WRH officials state case for property tax support
Published 9:13 am Wednesday, November 27, 2019
(Editor’s Note: This story has been corrected. Originally, it stated the hospital receives $3 million annually in local taxes. The hospital actually receives $300,000 in tax dollars. We apologies for this error.)
Representatives of Whitfield Regional Hospital stated its case in favor of an upcoming vote that would provide the local hospital with additional funding through a county-wide property tax increase.
Voters in Marengo County will go to the polls on Tuesday, Dec. 10 to decide whether to add 4 mils to current property taxes. The 4-mill ad valorem tax will be specifically dedicated to WRH.
On Tuesday, Nov. 19, hospital representatives held the first in a series of town hall meetings to discuss the need for the new revenue and how it would assist the hospital moving forward.
WRH CFO Doug Brewer said to those in attendance that Alabama’s rural hospital face certain financial constraints that make doing business very difficult.
“We have seen 11 hospitals close in the last few years and projections are that there will be more. This is not one of them. This is one that needs to make it,” Brewer said.
Among the reasons Brewer said Marengo County and the surrounding area needs WRH is due to health factors, including a 17 percent diabetic rate and a low birth rate.
He said for many years the hospital has been constricting services in order to meet financial obligations, but added that has been a problem as it has given the hospital fewer options in creating revenue.
“This is a viable hospital, but with no access to capital you tend to start a downward spiral. We own nothing. We do not own this building. Other than equipment the hospital has no assets. We have no ability to get loans to update our equipment and make needed repairs to the building,” Brewer said.
In an effort to expand services, WRH became a regional stroke center in June and since that time has treated 125 stroke patients. Since becoming a trauma center there has been over 50 traumas treated, according to Brewer. Those and other new services have increased revenue for the hospital by about $2.6 million, but still short of providing a financial margin for long-term financial security, he said.
“We have to have access to capital in order to maintain our building and update technology. You cannot replace technology and equipment in Alabama with our current margins,” Brewer said.
He adds that the 4 mil tax “will not save” the hospital, but will provide a means to create a 10- to 15-year capital plan for the future. Along with the tax increase, Brewer said he hopes ownership of the building, currently owned by the City of Demopolis, will be transferred to the hospital, providing additional options in building a capital plan.
Brewer also discussed the hospital’s current impact on the local economy. He said the hospital currently employs over 300 people, paying $15 million in annual payroll. In addition, he said the hospital makes over $2.5 million in local purchases each year.
The hospital also receives about $17 million in federal Medicare and Medicaid funding each year, which Brewer describes as “new money.”
“This money gets churned into the community and that all goes away if the hospital isn’t here.
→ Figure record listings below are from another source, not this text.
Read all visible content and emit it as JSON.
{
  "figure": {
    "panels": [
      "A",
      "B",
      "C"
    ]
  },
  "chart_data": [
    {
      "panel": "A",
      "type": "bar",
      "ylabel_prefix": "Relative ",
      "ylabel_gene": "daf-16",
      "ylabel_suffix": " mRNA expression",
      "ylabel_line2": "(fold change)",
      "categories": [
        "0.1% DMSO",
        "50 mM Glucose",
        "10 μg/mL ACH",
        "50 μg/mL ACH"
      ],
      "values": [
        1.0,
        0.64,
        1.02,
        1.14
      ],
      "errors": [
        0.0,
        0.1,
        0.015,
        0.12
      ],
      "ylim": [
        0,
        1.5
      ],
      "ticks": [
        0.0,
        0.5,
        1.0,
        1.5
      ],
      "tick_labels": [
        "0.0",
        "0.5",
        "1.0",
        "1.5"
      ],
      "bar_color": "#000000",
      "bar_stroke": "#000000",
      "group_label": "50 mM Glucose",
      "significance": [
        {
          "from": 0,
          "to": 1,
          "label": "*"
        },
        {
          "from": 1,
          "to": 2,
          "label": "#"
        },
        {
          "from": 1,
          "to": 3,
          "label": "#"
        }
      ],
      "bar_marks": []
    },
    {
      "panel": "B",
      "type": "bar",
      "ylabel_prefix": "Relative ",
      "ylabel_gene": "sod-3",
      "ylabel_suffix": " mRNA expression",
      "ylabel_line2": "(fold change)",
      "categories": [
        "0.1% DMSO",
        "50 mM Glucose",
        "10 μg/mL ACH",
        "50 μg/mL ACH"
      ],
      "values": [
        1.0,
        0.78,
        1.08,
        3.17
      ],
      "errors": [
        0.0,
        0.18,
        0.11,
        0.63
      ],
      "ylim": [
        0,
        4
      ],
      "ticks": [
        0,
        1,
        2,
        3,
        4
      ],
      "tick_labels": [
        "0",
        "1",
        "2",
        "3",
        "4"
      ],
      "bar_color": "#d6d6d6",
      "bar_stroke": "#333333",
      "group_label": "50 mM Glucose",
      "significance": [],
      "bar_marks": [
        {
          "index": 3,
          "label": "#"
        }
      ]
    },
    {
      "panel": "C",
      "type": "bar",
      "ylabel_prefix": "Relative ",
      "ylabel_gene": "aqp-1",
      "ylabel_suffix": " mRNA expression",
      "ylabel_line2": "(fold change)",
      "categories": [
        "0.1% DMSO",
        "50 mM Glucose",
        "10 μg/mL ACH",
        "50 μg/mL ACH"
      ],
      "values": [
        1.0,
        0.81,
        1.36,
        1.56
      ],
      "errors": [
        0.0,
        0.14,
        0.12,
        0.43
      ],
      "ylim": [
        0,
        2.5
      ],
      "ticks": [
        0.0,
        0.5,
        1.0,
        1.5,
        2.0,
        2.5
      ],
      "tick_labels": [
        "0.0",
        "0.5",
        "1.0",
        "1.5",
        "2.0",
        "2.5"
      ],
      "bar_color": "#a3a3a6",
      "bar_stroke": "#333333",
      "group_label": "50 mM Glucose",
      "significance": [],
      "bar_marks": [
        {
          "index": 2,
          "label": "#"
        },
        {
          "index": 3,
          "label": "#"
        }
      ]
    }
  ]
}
Can we really afford to take $17 million out of our local economy?,” Brewer said.
Hospital officials hope to continue adding new services including health clinics such as one opened in Linden last month and bringing back to the hospital an obstetrician and childbirth. “We want to bring it back, not because we will make money on it, but because there is a true health need,” Brewer said.
In listing some of the current priorities for the hospital, Brewer said the hospital needs about three to four roofs, a new boiler, and to replace diagnostic imaging equipment. “If our boilers go down we’re done. I tell everyone we operate until we are not. I don’t have $500,000 to replace these things. We sit down and talk about how we’re going to keep our doors open for another week,” he said.
The hospital does receive about $300,000 annually in tax dollars. However, Brewer said Marengo County is among the last counties in the state to pass a tax specifically to support a hospital. He said 49 counties already have that type of tax in place.
Brewer said he feels confident that the hospital can be a success with additional financial support.
“We can get this hospital to operationally breaking even as we have less cash constraints and grow business. There’s nothing we can do now but go and beg [when cash needs arise],” Brewer said.
If the 4-mill tax increase passes Brewer said properties assessed at $100,000 would equal about $40 extra for homeowners each year while commercial businesses would pay about $80 extra. Crop and pasture land would pay about .21 cents per acre while timber land would pay about .30 cents more.
Marengo County Commissioner Jason Windham, who was in attendance at the meeting, said if the tax is approved the funds can only be used for the hospital. It was also said that if the hospital were to close the additional tax would no longer be collected. “By state law we cannot use these funds for any other purpose other than the hospital,” Windham said.
Polls will be open Tuesday, Dec. 10, from 7 a.m. to 7 p.m.